The family members did not appear to be fundamentalist Muslims, such as the Salafi groups and other extremists fighting in Syria.
None of them had beards or wore skullcaps, though there was a large mural of the Kaba in Mecca on an exterior wall of the house, painted after their mother returned from the haj to the city earlier this year.
All three brothers and their father were in agreement on the reason for the charges against Hichmat: an attempt by the Shin Bet to deter Israeli Arabs from traveling to enemy states where the turmoil of the Arab Spring is raging and where they could be recruited to carry out attacks against Israel.
“This is a chance to scare all of the Arabs in Israel, so that none of them will think to go there,” Otman said.
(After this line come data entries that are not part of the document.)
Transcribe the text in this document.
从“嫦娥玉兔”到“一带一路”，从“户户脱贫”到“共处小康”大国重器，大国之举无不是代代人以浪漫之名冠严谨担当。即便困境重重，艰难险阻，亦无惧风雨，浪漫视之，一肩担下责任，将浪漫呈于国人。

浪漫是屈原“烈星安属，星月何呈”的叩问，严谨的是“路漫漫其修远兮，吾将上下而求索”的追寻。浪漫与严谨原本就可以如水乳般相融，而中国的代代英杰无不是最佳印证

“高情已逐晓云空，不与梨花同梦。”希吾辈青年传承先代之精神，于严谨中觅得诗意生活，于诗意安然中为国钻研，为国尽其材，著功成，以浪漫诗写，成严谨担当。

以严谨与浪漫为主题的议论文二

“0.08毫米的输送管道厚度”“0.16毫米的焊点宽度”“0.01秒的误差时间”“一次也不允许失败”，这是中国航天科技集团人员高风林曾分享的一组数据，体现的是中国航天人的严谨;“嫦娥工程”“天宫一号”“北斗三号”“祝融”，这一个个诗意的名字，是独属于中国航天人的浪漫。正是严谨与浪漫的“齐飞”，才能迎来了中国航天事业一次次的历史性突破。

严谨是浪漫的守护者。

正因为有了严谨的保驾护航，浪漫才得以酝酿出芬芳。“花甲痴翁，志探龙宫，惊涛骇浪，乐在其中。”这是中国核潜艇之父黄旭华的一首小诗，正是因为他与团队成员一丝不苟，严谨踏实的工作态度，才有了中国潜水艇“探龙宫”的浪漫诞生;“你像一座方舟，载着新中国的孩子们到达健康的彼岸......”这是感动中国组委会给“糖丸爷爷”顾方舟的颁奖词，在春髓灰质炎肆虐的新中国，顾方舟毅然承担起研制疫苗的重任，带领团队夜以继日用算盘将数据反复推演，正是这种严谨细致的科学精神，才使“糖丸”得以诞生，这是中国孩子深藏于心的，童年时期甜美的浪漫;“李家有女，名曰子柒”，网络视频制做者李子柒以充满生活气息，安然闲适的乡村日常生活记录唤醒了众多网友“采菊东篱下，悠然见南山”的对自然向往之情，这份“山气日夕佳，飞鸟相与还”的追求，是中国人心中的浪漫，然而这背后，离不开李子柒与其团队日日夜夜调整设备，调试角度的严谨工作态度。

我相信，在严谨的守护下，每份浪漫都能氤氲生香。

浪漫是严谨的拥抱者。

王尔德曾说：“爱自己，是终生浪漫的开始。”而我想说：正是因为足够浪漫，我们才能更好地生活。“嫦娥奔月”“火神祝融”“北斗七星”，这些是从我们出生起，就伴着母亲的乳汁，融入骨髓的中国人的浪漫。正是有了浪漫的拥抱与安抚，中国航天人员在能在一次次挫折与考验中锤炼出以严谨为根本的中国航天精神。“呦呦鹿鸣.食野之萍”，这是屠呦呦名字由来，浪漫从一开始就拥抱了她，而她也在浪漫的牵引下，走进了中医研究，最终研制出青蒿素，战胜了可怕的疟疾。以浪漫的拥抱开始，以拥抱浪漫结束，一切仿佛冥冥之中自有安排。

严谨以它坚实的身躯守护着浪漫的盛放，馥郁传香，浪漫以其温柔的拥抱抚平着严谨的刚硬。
Hamad agreed, adding that “none of us cared about what’s going on in Syria. We live here; we work here. What do I have to do with Syria?”
In the Shin Bet statement released on Wednesday about Hichmat’s indictment, the agency wrote, “Israeli Arabs who travel to Syria are exposed to radical ideology, and could be exploited for a terror attack in Israel due to their knowledge of targets in the country...This represented a serious national security issue.”
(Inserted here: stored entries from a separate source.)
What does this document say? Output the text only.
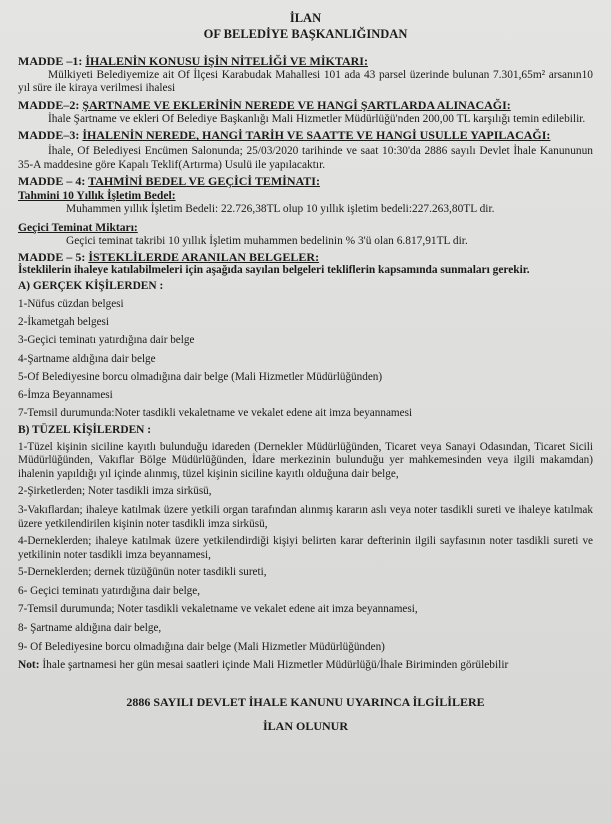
İLAN

OF BELEDİYE BAŞKANLIĞINDAN

MADDE –1: İHALENİN KONUSU İŞİN NİTELİĞİ VE MİKTARI:

Mülkiyeti Belediyemize ait Of İlçesi Karabudak Mahallesi 101 ada 43 parsel üzerinde bulunan 7.301,65m² arsanın10 yıl süre ile kiraya verilmesi ihalesi

MADDE–2: ŞARTNAME VE EKLERİNİN NEREDE VE HANGİ ŞARTLARDA ALINACAĞI:

İhale Şartname ve ekleri Of Belediye Başkanlığı Mali Hizmetler Müdürlüğü'nden 200,00 TL karşılığı temin edilebilir.

MADDE–3: İHALENİN NEREDE, HANGİ TARİH VE SAATTE VE HANGİ USULLE YAPILACAĞI:

İhale, Of Belediyesi Encümen Salonunda; 25/03/2020 tarihinde ve saat 10:30'da 2886 sayılı Devlet İhale Kanununun 35-A maddesine göre Kapalı Teklif(Artırma) Usulü ile yapılacaktır.

MADDE – 4: TAHMİNİ BEDEL VE GEÇİCİ TEMİNATI:

Tahmini 10 Yıllık İşletim Bedel:

Muhammen yıllık İşletim Bedeli: 22.726,38TL olup 10 yıllık işletim bedeli:227.263,80TL dir.

Geçici Teminat Miktarı:

Geçici teminat takribi 10 yıllık İşletim muhammen bedelinin % 3'ü olan 6.817,91TL dir.

MADDE – 5: İSTEKLİLERDE ARANILAN BELGELER:

İsteklilerin ihaleye katılabilmeleri için aşağıda sayılan belgeleri tekliflerin kapsamında sunmaları gerekir.

A) GERÇEK KİŞİLERDEN :

1-Nüfus cüzdan belgesi

2-İkametgah belgesi

3-Geçici teminatı yatırdığına dair belge

4-Şartname aldığına dair belge

5-Of Belediyesine borcu olmadığına dair belge (Mali Hizmetler Müdürlüğünden)

6-İmza Beyannamesi

7-Temsil durumunda:Noter tasdikli vekaletname ve vekalet edene ait imza beyannamesi

B) TÜZEL KİŞİLERDEN :

1-Tüzel kişinin siciline kayıtlı bulunduğu idareden (Dernekler Müdürlüğünden, Ticaret veya Sanayi Odasından, Ticaret Sicili Müdürlüğünden, Vakıflar Bölge Müdürlüğünden, İdare merkezinin bulunduğu yer mahkemesinden veya ilgili makamdan) ihalenin yapıldığı yıl içinde alınmış, tüzel kişinin siciline kayıtlı olduğuna dair belge,

2-Şirketlerden; Noter tasdikli imza sirküsü,

3-Vakıflardan; ihaleye katılmak üzere yetkili organ tarafından alınmış kararın aslı veya noter tasdikli sureti ve ihaleye katılmak üzere yetkilendirilen kişinin noter tasdikli imza sirküsü,

4-Derneklerden; ihaleye katılmak üzere yetkilendirdiği kişiyi belirten karar defterinin ilgili sayfasının noter tasdikli sureti ve yetkilinin noter tasdikli imza beyannamesi,

5-Derneklerden; dernek tüzüğünün noter tasdikli sureti,

6- Geçici teminatı yatırdığına dair belge,

7-Temsil durumunda; Noter tasdikli vekaletname ve vekalet edene ait imza beyannamesi,

8- Şartname aldığına dair belge,

9- Of Belediyesine borcu olmadığına dair belge (Mali Hizmetler Müdürlüğünden)

Not: İhale şartnamesi her gün mesai saatleri içinde Mali Hizmetler Müdürlüğü/İhale Biriminden görülebilir

2886 SAYILI DEVLET İHALE KANUNU UYARINCA İLGİLİLERE

İLAN OLUNUR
Attorney Hilal Jabar, who is representing Hichmat, said that his client slipped into Syria solely to look for his brother, and shortly after arriving, fell in with a group of rebels who offered to help him in his search if he helped them build a camp. Jaber said his client told him the facility was a sort of refugee camp for Syrians made homeless by the war, and not a military or training facility as state prosecutors claimed. After he had no luck locating his brother, he made his way back toward Istanbul a week after entering Syria, Jabar said.
“If he’d wanted to go and join the jihad in Syria, why did he come back? He would have just stayed there. Why did he ask his family to wire him money so he could fly home from Istanbul if he wanted to be a fighter?” Jabar asked, before accusing the authorities of trying to “set a precedent, so that Israeli Arabs won’t go to Syria to fight there.”
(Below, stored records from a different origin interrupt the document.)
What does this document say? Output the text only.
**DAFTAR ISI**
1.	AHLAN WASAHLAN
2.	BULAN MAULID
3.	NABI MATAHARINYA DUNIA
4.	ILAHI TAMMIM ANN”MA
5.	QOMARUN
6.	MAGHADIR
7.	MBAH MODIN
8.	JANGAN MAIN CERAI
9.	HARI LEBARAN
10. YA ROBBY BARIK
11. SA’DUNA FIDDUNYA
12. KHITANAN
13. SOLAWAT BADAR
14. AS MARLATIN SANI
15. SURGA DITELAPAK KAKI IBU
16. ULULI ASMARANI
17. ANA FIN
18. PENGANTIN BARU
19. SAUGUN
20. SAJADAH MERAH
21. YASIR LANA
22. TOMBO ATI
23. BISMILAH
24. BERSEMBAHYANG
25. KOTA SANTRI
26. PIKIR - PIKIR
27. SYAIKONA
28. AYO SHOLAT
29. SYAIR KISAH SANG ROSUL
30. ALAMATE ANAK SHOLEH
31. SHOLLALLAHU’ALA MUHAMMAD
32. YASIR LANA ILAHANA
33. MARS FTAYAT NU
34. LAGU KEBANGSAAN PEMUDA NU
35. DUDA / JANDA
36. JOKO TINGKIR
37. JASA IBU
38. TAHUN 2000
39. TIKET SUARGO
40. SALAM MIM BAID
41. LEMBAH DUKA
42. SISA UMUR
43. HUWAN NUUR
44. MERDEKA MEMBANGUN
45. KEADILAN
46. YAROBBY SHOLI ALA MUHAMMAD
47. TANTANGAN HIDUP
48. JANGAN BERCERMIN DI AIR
In recent weeks, there have been a number of reports in the Israeli media about Druse on the Golan Heights, who see themselves as Syrian, seeking to enter Syria illegally to join the civil war on behalf of the Assad regime. There is also fear among authorities that Israeli Arabs could travel there to join the rebels, who by now include a large contingent of Islamist fighters as well as al-Qaida members.
Jabar further stated that the charge that his client was visiting an enemy state might not hold weight in court, arguing that the areas he visited were under rebel control, the same rebels who are receiving support from the United States and its allies. He compared the situation to Israeli contractors who traveled to Iraq for business after the fall of Saddam Hussein, including Nabil Razouk, an Arab from east Jerusalem who was kidnapped on April 8, 2004, while working for an American firm in Iraq.
The argument appeared similar to one raised following the arrest of Eric Harroun, a 30-year-old American and former US Army private, who could face at least 30 years in prison for fighting in the Syrian civil war. Harroun admitted to fighting alongside the Nusra front, considered by the US to be part of al- Qaida operations in Iraq.
Harroun’s lawyer Geremy C. Kamens was quoted earlier this month by The New York Times as saying the case is “unique in American law,” and that “never, to my knowledge, has the US government charged a US citizen for fighting with a group aligned with US interests.”
Though the forecast for Hichmat appears bleak at the moment, his family is confident his fortunes will improve in the coming weeks.
“After a few hearings, once they realize they can’t prove these charges, the indictment will shrink and shrink,” Karam Masarwa said.